Graduates of LPR, which was originally called Republican Leadership Program and has ties to the Koch network, expressed different opinions about whether LPR itself and others should speak up against the sentiments in the comments.
State Rep. Larry Liston (R-Colorado Springs), who went through LPR in 1989, called Polis’ restaurant order “pretty heavy-handed” and supports restaurants who decide to stay open for dine in services.
“It’s no skin off of his back,” said Liston, referring to Polis. “He’s a mega-millionaire. He’s got it made.”
“It’s life or death for some of these restaurateurs,” he said.
Liston said he would personally eat at “any number of restaurants” that stay open, and he would support their decision to operate in violation of Polis’ order to shut down for dine-in service.
“Personally, just speaking for myself, there’s probably any number of restaurants that I would go into,” said Liston. “I would be very cognizant of my surroundings, to make sure everything is swabbed down, not just with a dirty dish towel.”
“I think a good restaurant could use this to its advantage and say, ‘We are going to go above and beyond to make the customer safe, and then let the customer decide,'” said Liston.
“I can envision a restaurant owner saying, ‘Hey, this is my survival. And I am going to do what I think is right. I’m going to have a good clean environment. I’m going to make sure my employees wash their hands three times an hour or whatever. I’m going to do my best to serve the public and stay in business,'” said Liston.

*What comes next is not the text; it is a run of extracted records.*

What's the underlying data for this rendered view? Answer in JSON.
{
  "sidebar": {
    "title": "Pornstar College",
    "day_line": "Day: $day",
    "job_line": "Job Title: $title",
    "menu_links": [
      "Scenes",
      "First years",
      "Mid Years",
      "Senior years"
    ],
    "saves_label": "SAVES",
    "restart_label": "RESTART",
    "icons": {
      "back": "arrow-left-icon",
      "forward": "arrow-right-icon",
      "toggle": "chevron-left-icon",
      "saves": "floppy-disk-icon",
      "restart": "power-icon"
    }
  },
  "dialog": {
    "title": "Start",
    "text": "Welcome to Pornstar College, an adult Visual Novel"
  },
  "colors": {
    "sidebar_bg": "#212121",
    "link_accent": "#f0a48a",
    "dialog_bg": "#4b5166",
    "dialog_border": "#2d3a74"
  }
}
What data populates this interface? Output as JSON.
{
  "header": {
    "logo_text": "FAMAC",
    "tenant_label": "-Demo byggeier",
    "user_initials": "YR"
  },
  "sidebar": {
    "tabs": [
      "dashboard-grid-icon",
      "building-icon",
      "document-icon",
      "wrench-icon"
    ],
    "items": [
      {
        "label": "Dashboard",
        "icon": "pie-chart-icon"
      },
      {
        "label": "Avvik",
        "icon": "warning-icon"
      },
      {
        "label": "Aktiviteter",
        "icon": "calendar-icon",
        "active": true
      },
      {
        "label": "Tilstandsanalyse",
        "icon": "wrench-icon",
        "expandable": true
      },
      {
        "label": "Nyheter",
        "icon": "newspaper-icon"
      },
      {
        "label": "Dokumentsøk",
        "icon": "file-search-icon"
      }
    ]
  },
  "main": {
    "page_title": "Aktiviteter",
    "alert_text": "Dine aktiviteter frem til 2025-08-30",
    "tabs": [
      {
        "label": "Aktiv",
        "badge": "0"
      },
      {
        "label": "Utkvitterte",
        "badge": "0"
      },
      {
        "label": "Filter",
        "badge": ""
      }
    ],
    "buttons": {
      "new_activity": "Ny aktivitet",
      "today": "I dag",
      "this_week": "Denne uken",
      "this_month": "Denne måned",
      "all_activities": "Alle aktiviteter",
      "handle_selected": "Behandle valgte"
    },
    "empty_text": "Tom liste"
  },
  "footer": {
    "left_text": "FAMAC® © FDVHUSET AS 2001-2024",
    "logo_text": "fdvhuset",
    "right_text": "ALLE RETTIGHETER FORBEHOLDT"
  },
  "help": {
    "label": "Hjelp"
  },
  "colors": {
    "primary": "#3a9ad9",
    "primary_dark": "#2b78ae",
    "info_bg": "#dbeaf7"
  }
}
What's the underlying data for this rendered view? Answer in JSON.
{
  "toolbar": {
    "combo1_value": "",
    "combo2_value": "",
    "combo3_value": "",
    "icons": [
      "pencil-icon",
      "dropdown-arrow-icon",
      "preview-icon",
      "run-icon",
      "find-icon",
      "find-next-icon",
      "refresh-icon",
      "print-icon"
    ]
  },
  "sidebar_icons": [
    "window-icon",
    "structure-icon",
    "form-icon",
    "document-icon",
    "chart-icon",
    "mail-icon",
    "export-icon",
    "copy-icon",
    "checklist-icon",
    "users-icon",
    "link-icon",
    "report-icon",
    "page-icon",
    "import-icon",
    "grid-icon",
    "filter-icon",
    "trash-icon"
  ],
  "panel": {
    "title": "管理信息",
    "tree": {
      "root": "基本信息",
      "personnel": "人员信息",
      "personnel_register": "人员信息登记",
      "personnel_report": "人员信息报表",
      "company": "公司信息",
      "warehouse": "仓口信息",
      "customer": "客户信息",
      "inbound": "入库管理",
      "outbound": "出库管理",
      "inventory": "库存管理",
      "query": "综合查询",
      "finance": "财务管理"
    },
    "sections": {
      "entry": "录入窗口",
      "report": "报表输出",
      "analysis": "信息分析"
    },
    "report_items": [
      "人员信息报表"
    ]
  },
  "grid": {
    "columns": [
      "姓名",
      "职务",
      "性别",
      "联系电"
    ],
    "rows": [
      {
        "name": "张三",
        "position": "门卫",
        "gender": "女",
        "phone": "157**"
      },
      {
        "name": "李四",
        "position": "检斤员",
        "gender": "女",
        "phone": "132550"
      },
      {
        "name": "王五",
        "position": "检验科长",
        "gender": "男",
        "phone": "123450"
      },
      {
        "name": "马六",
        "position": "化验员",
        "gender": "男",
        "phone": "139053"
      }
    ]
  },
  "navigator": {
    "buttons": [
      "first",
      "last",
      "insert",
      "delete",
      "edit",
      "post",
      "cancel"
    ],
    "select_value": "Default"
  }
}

LPR graduate Kevin Lundberg, a former state senator, said he also was “troubled” by the Polis restaurant order.
“If I were governor, I would not have ordered it,” said Lundberg. “Just strongly suggested at this stage.”
“It doesn’t have to come from a government mandate,” said Lundberg, adding that he isn’t sure Colorado has reached the point where Polis’ order is justified under the law and therefore could be “overreach.”
The legal basis for Polis’ emergency order is available on the website of the governor’s office.
“It should come from responsible citizens, and it’s what most of us are doing,” said Lundberg. “I certainly am.”
“I want us to come out of this with a structure of governance, not a paradigm shift of who’s in charge of what,” said Lundberg.
State Sen. Bob Gardner (R-Colorado Springs) supports at least abiding by the restaurant shutdown ordered by Polis, who’s gotten bipartisan praise for his handling of the crisis.
“As a state senator and attorney, I don’t suggest that anyone defy the order,” said Gardner when told that some conservatives were saying they would ignore it. “I think it’s far better to challenge the order in court.”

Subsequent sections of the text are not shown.